Le charbon de bois, indispensable pour la cuisson, surtout en milieu urbain est aujourd’hui devenu un véritable produit de luxe. Entre raréfaction des forêts, pénurie de carburant et absence de stratégie claire, sa flambée complique davantage la vie des ménages déjà éprouvés par l’augmentation généralisée des prix des produits de première nécessité. Face à cette situation, les solutions alternatives peinent à s’imposer malgré leurs avantages économiques et environnementaux.

Le charbon de bois, indispensable pour la cuisson, surtout en milieu urbain est aujourd’hui devenu un véritable produit de luxe.

 

« Aujourd’hui, avoir de quoi préparer ne suffit plus, un autre stress t’attend: l’achat du charbon de bois. C’est étonnant. Son prix tend à dépasser celui des aliments », témoigne Jeanne Munezero, résidant à Kanyosha. Elle explique qu’il lui faut désormais dépenser entre 8.000 et 10.000 FBu par jour pour s’en procurer. Un montant qu’elle juge exorbitant au regard des autres charges quotidiennes.

Comme elle le raconte, il n’y a pas si longtemps, elle achetait un sac de charbon à 60.000 FBu qu’elle pouvait gérer pendant un mois et quelques jours. Aujourd’hui, ce même sac se négocie entre 150.000 et 180.000 FBu. Un demi sac de charbon qui était à 30.000 FBu, il y a de cela 2 ans s’achètent aujourd’hui entre 80.000 FBu et 90.000 FBu.  Des prix qu’elle ne peut plus assumer compte tenu de la cherté des autres besoins essentiels. Elle a donc décidé d’acheter le charbon chaque jour. Une alternative qui n’est pas confortable non plus.

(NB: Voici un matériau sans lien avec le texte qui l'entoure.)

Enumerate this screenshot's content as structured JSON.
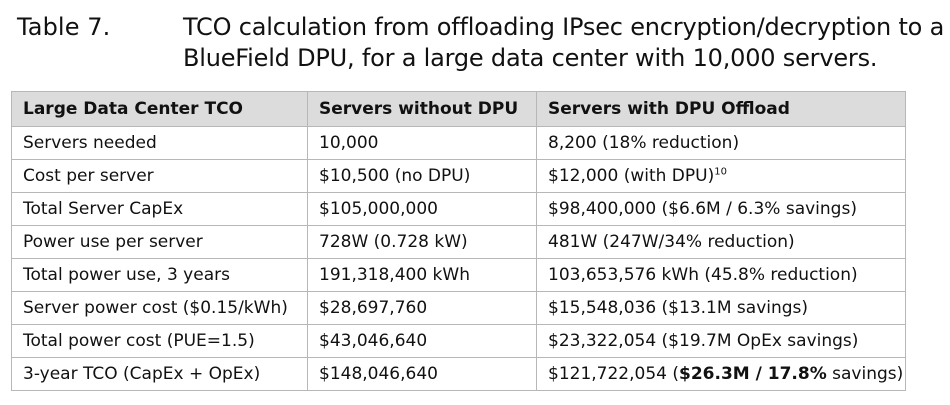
{
  "caption": {
    "label": "Table 7.",
    "title_line1": "TCO calculation from offloading IPsec encryption/decryption to a",
    "title_line2": "BlueField DPU, for a large data center with 10,000 servers."
  },
  "table": {
    "headers": [
      "Large Data Center TCO",
      "Servers without DPU",
      "Servers with DPU Offload"
    ],
    "rows": [
      {
        "label": "Servers needed",
        "without": "10,000",
        "with": "8,200 (18% reduction)"
      },
      {
        "label": "Cost per server",
        "without": "$10,500 (no DPU)",
        "with": "$12,000 (with DPU)",
        "with_sup": "10"
      },
      {
        "label": "Total Server CapEx",
        "without": "$105,000,000",
        "with": "$98,400,000 ($6.6M / 6.3% savings)"
      },
      {
        "label": "Power use per server",
        "without": "728W (0.728 kW)",
        "with": "481W (247W/34% reduction)"
      },
      {
        "label": "Total power use, 3 years",
        "without": "191,318,400 kWh",
        "with": "103,653,576 kWh (45.8% reduction)"
      },
      {
        "label": "Server power cost ($0.15/kWh)",
        "without": "$28,697,760",
        "with": "$15,548,036 ($13.1M savings)"
      },
      {
        "label": "Total power cost (PUE=1.5)",
        "without": "$43,046,640",
        "with": "$23,322,054 ($19.7M OpEx savings)"
      },
      {
        "label": "3-year TCO (CapEx + OpEx)",
        "without": "$148,046,640",
        "with_prefix": "$121,722,054 (",
        "with_bold": "$26.3M / 17.8%",
        "with_suffix": " savings)"
      }
    ]
  }
}
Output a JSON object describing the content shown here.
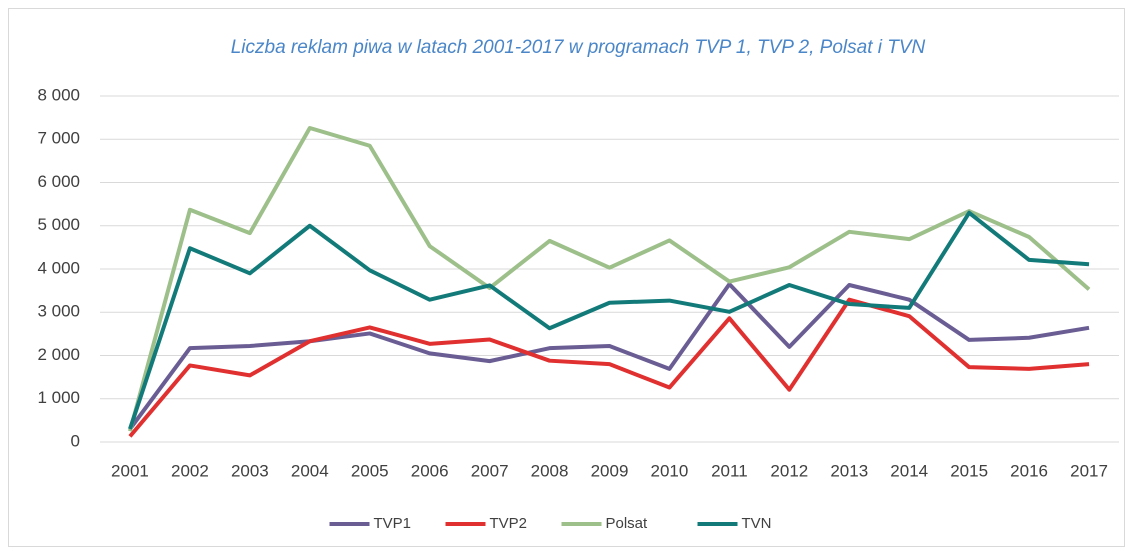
{
  "chart_data": {
    "type": "line",
    "title": "Liczba reklam piwa w latach 2001-2017 w programach TVP 1, TVP 2, Polsat i TVN",
    "categories": [
      "2001",
      "2002",
      "2003",
      "2004",
      "2005",
      "2006",
      "2007",
      "2008",
      "2009",
      "2010",
      "2011",
      "2012",
      "2013",
      "2014",
      "2015",
      "2016",
      "2017"
    ],
    "series": [
      {
        "name": "TVP1",
        "color": "#6a5d94",
        "values": [
          300,
          2170,
          2220,
          2330,
          2510,
          2050,
          1870,
          2170,
          2220,
          1690,
          3650,
          2200,
          3630,
          3290,
          2360,
          2410,
          2640
        ]
      },
      {
        "name": "TVP2",
        "color": "#e0302f",
        "values": [
          130,
          1770,
          1540,
          2330,
          2650,
          2270,
          2370,
          1880,
          1800,
          1260,
          2860,
          1210,
          3290,
          2910,
          1730,
          1690,
          1800
        ]
      },
      {
        "name": "Polsat",
        "color": "#9dbf8a",
        "values": [
          250,
          5370,
          4830,
          7260,
          6850,
          4530,
          3560,
          4650,
          4030,
          4660,
          3710,
          4040,
          4860,
          4690,
          5340,
          4740,
          3530
        ]
      },
      {
        "name": "TVN",
        "color": "#137a7a",
        "values": [
          300,
          4480,
          3900,
          5000,
          3970,
          3290,
          3620,
          2630,
          3220,
          3270,
          3010,
          3630,
          3190,
          3100,
          5300,
          4210,
          4110
        ]
      }
    ],
    "ylim": [
      0,
      8000
    ],
    "yticks": [
      0,
      {
        "value": 1000,
        "label": "1 000"
      },
      {
        "value": 2000,
        "label": "2 000"
      },
      {
        "value": 3000,
        "label": "3 000"
      },
      {
        "value": 4000,
        "label": "4 000"
      },
      {
        "value": 5000,
        "label": "5 000"
      },
      {
        "value": 6000,
        "label": "6 000"
      },
      {
        "value": 7000,
        "label": "7 000"
      },
      {
        "value": 8000,
        "label": "8 000"
      }
    ],
    "grid": true,
    "legend": "bottom"
  }
}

Cette flambée ne concerne pas uniquement la ville de Bujumbura. Ceux qui voyagent vers l’intérieur du pays le constatent aisément. Le long des routes nationales reliant la capitale économique aux provinces, les points de vente du charbon de bois, autrefois bien fournis, sont désormais presque vides. Et même lorsqu’on en trouve, les prix sont si élevés qu’il n’est plus nécessaire de se donner la peine de transporter des sacs vers Bujumbura : les tarifs sont quasiment identiques à ceux pratiqués en ville.

Plusieurs facteurs expliquent cette hausse

La déforestation est parmi les principales causes de cette cherté du charbon de bois. Les forêts burundaises s’épuisent dans de nombreuses régions. Avec raison, car le bois n’est pas seulement utilisé pour le charbon ou le chauffage. Il est également sollicité dans la menuiserie, l’agriculture, la construction et bien d’autres secteurs. Avec une pression démographique croissante, la demande explose alors que les périmètres forestiers se réduisent jour après jour.

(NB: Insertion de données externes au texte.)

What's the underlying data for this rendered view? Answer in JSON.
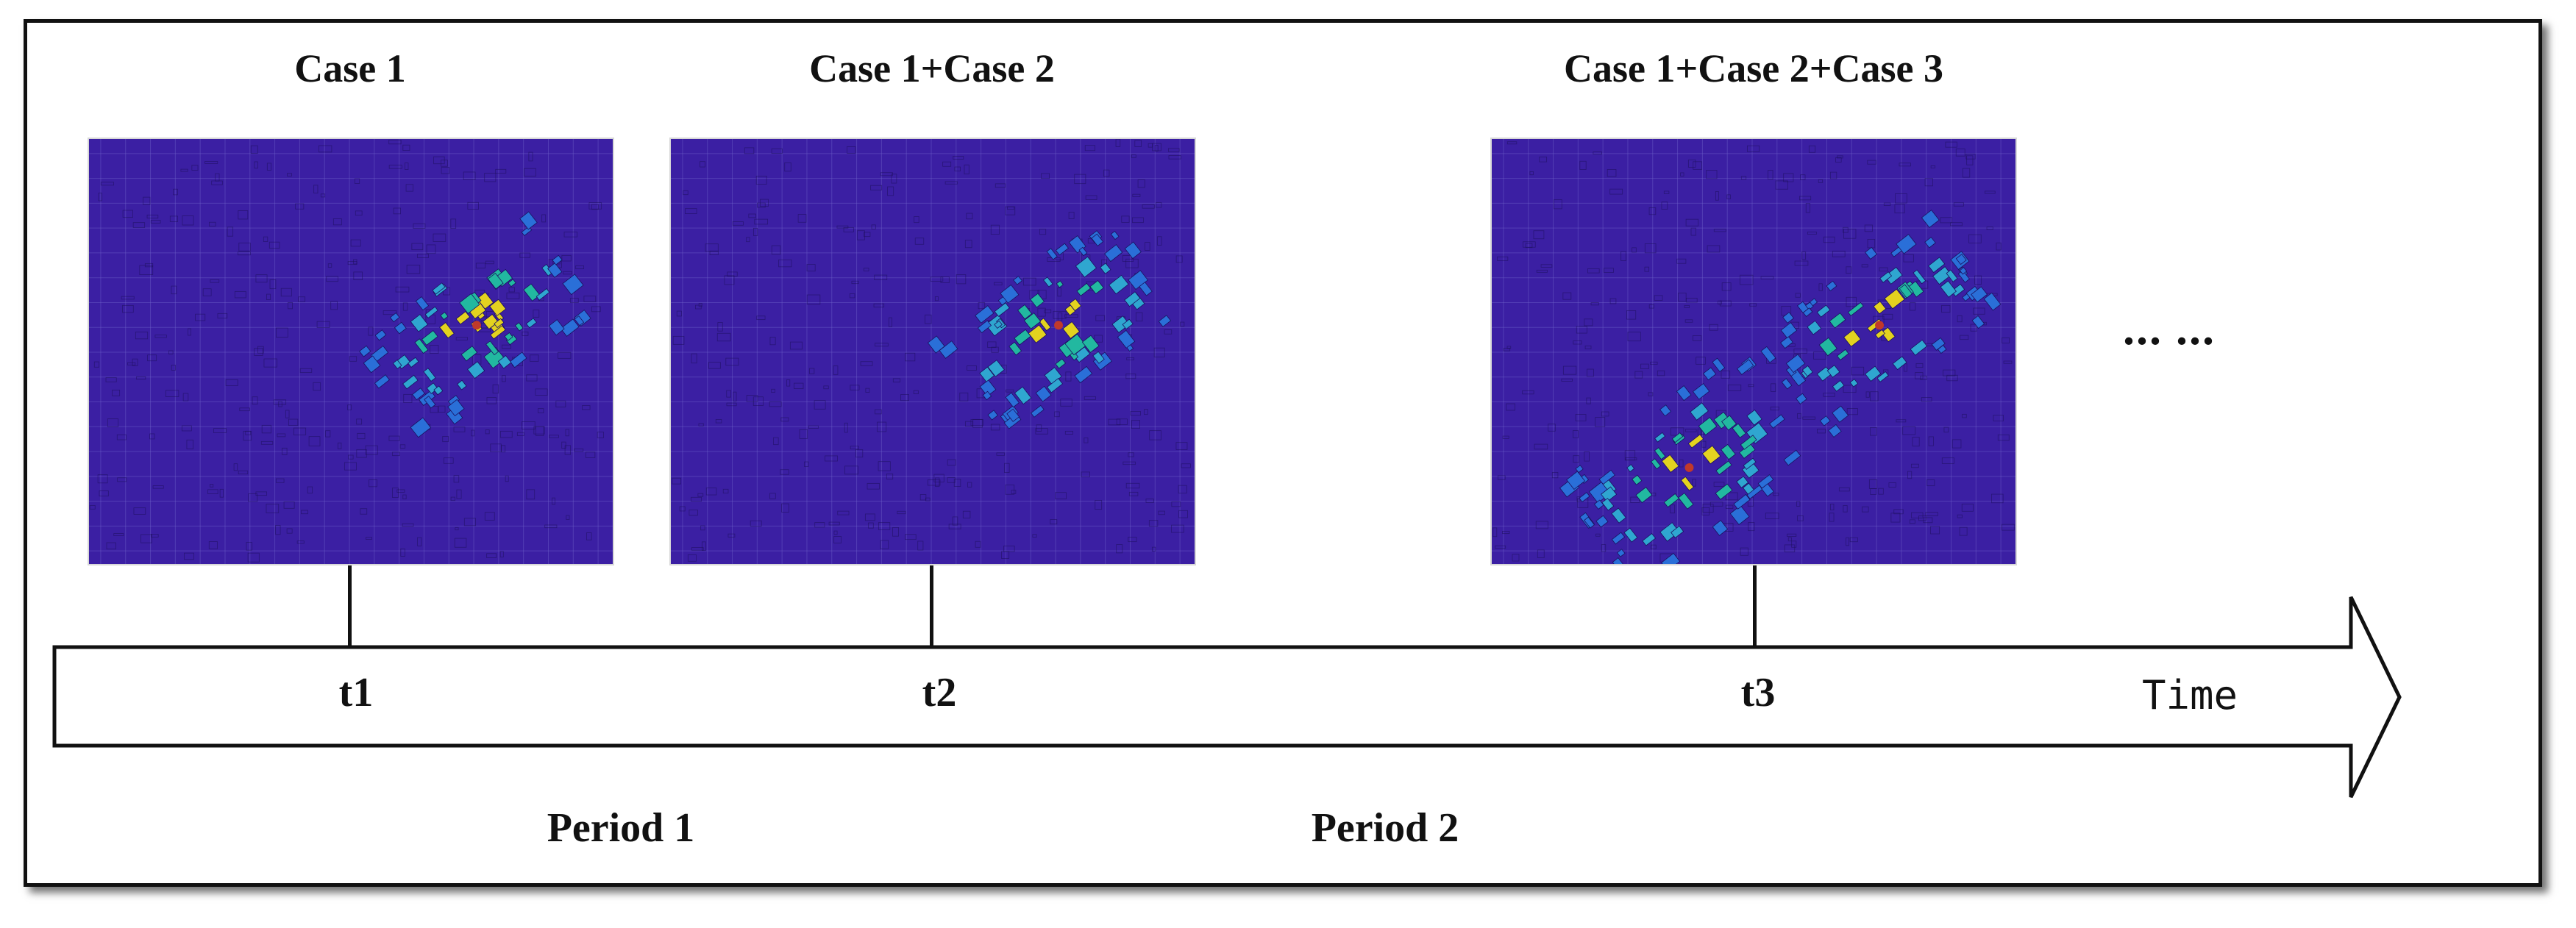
{
  "cases": [
    {
      "title": "Case 1"
    },
    {
      "title": "Case 1+Case 2"
    },
    {
      "title": "Case 1+Case 2+Case 3"
    }
  ],
  "timeline": {
    "ticks": [
      "t1",
      "t2",
      "t3"
    ],
    "axis_label": "Time",
    "continuation": "... ..."
  },
  "periods": [
    "Period 1",
    "Period 2"
  ],
  "colors": {
    "background_heat": "#3b1fa3",
    "low": "#2a6fd8",
    "mid": "#22b8a0",
    "high": "#e3d21f",
    "peak": "#c0392b"
  }
}
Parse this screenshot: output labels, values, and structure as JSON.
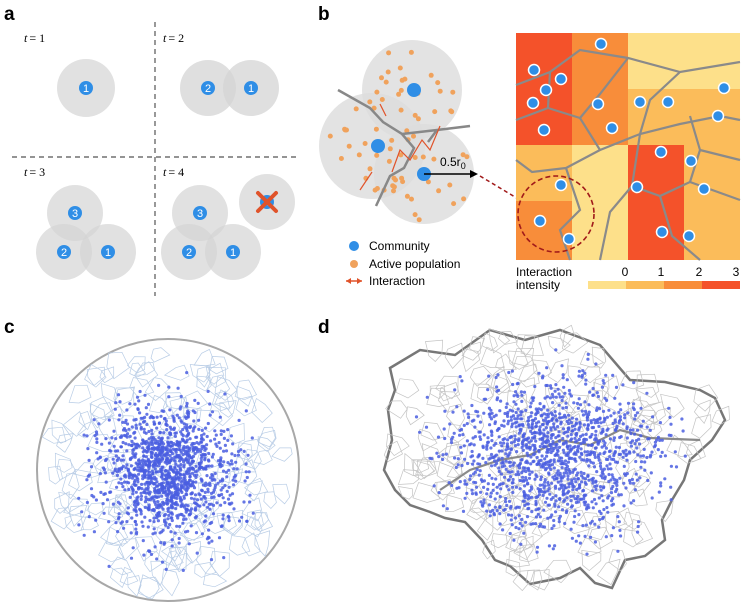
{
  "panels": {
    "a": {
      "label": "a",
      "steps": [
        {
          "t_var": "t",
          "t_val": "= 1",
          "communities": [
            "1"
          ]
        },
        {
          "t_var": "t",
          "t_val": "= 2",
          "communities": [
            "2",
            "1"
          ]
        },
        {
          "t_var": "t",
          "t_val": "= 3",
          "communities": [
            "3",
            "2",
            "1"
          ]
        },
        {
          "t_var": "t",
          "t_val": "= 4",
          "communities": [
            "3",
            "2",
            "1",
            "4"
          ]
        }
      ]
    },
    "b": {
      "label": "b",
      "radius_label": "0.5r",
      "radius_sub": "0",
      "legend": {
        "community": "Community",
        "active_population": "Active population",
        "interaction": "Interaction"
      },
      "intensity": {
        "title_line1": "Interaction",
        "title_line2": "intensity",
        "ticks": [
          "0",
          "1",
          "2",
          "3"
        ]
      }
    },
    "c": {
      "label": "c"
    },
    "d": {
      "label": "d"
    }
  },
  "colors": {
    "community": "#2f8ee6",
    "active_population": "#f0a25c",
    "interaction": "#e0532a",
    "circle_fill": "#dcdcdc",
    "voronoi_edge": "#8a8a8a",
    "scatter_dot": "#4a5ee0",
    "intensity_scale": [
      "#fde08a",
      "#fbbc5a",
      "#f88d3a",
      "#f4522a"
    ]
  }
}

A cela s’ajoute la pénurie du carburant. La majorité du charbon de bois provient de l’intérieur du pays et doit être transporté par des camions qui consomment du mazout en grande quantité. Or, en cette période de pénurie du carburant, les coûts du transport augmentent considérablement et se répercutent directement sur le prix final payé par le consommateur.

Quelles alternatives possibles ?

Le bilan énergétique du Burundi montre que le bois contribue à 95 % aux besoins en énergie de la population. Depuis longtemps, les environnementalistes alertent sur les dangers de cette dépendance excessive. Des alternatives ont pourtant été proposées. Des projets de fabrication de différentes sortes de briquettes ont été lancés. Celles-ci ont été présentées comme une solution innovante, avec des avantages tant pour l’économie des ménages que pour l’environnement. On aurait pu croire à une adoption massive, mais ces initiatives restent marginales. De même, plusieurs modèles de brasiers économiques et écologiques ont été introduits, mais leur utilisation demeure limitée.

Le gouvernement du Burundi, de son côté, a introduit depuis la loi budgétaire 2019-2020 une mesure exonérant le gaz des droits et taxes de douane dans l’espoir de stimuler son usage. Pourtant, dix-sept ans plus tard, rares sont les ménages qui utilisent le gaz pour la cuisson. Aucune politique stricte n’a été mise en place pour en promouvoir l’utilisation. Ceux qui l’ont adopté témoignent pourtant que son coût est largement inférieur à celui du charbon de bois.

Dans une analyse publiée en avril dernier, Faustin Ndikumana de PARCEM a dénoncé un manque criant de vision stratégique dans le secteur de l’énergie. Selon lui, il n’existe aucune stratégie nationale permettant d’anticiper les besoins énergétiques. Selon toujours lui, cette lacune compromet sérieusement les ambitions de développement économique du pays.

A propos de l'auteur

Florence Inyabuntu.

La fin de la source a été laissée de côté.